40.0% success rate across 4 garment types on the competition’s private validation set, with a single policy handling all 4 garments.
placed 54th out of ~230 entrants to the competition

My role:

Project manager (organized the effort, led meetings, distributed tasks)
Ported LingBot VLA to work with the competition environment, set up & trained using a RunPod instance
Set up local server environment & evaluated diffusion policy, ACT, and SmolVLA baselines
Designed & implemented state machines & motion planning for automated data generation pipeline

Egocentric video data as supplied to the policy. The policy receives these 3 camera inputs as well as joint angles, and outputs joint angles.

Solution

Our best result was achieved by fine-tuning SmolVLA, with a training set generated by data augmentation (changing rooms & garment color) from a limited number of teleoperated demonstrations. This policy achieved 40.0% success across all garments on the competition’s private validation set (long-sleeve shirts: 39.5%, T-shirts: 10.5%, pants: 43.5%, shorts: 66.5%), and 53.2% success across all garments on our training set.

Process:

Model inputs: Wrist cameras (x2), overhead camera (x1), joint angles (2x6dof=12) Model outputs: joint angles (2x6dof=12)

Models evaluated:

X-VLA
SmolVLA
LingBot
Diffusion Policy
Action Chunking Transformer (ACT)

Data augmentation strategies used:

NVIDIA Cosmos: Changing arm, garment, and background textures + colors
IsaacSim: Scripting changes in room, garment colors, and lighting environment during teleop (idea is that the behavior may be different in low lighting; collect failure recovery information)

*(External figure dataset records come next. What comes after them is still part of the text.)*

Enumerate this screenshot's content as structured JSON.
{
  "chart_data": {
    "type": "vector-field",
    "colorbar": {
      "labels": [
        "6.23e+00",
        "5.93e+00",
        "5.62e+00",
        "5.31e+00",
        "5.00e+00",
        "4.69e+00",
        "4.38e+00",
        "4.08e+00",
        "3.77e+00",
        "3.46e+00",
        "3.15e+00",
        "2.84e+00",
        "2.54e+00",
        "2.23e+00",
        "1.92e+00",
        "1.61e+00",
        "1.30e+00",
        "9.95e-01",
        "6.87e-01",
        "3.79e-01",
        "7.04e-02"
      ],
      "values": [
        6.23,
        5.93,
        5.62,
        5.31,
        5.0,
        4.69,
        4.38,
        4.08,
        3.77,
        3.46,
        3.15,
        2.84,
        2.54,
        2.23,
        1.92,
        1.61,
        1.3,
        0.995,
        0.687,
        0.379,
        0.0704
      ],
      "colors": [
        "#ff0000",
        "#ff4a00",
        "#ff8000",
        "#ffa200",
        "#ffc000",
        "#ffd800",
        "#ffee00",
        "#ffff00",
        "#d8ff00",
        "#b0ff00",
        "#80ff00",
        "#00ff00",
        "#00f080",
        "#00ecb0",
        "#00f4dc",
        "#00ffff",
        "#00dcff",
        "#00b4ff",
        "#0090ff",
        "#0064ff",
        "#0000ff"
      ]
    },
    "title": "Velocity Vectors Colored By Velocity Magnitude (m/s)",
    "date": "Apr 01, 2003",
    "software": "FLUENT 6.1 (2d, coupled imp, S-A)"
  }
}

Data Collection strategies:

Manual Teleoperation using leader arms to control follower arms in IsaacSim
Automated data generation - using traditional robotics programming techniques (motion planner (NVIDIA cuRobo), state machine for folding each garment) to perform the fold automatically given perfect knowledge of clothing mesh + keypoints. We didn’t get this done in time to submit for competition.

Lessons Learned

Ease-of-use for the data collection, training, and evaluation pipelines is extremely important, to tighten the development-test loop. Without this, it can quickly become extremely demoralizing to iterate on the system.
COMPUTE MATTERS SO MUCH. The limited resources of our lab’s local servers (2 NVIDIA RTX 6000 GPU’s with 48GB of VRAM) made running IsaacSim slow, and made it literally impossible to train large models like LingBot. Spending cash on an H200 instance on RunPod immediately paid off once I switched to that to train LingBot.
Teleoperation is hard. We made a last-minute pivot to try automated data generation, and I think that strategy would have paid off had we finished in time. But as for teleoperation, especially with an arm like the 6dof SO-101 which is not overactuated, the control interface of a leader/follower setup was extremely difficult to master. Things that would have made this easier:
- more easily backdrivable leader arm. I think the motors are a bit too highly geared for this purpose
- more power in the leader arm motors; they struggle to overcome the force of the hand even when the follower arm impacts a surface
- more responsive haptic signals; when teleoperating the simulated arm in Isaac, there was some small but perceptible delay in control & haptic response. This made it extremely difficult to manipulate anything usefully
- tactile feedback. even just a buzzer to indicate impacting a surface, or lower complex impedance on the leader arm control system to be able to indicate stuff like the follower scraping across a material as vibration.

My ideas on teleoperation above are greatly informed by my work with Prof. Ed Colgate, who is supervising my thesis, and his fantastic PhD students working on haptics, as well as Prof. Kevin Lynch & his equally fantastic students.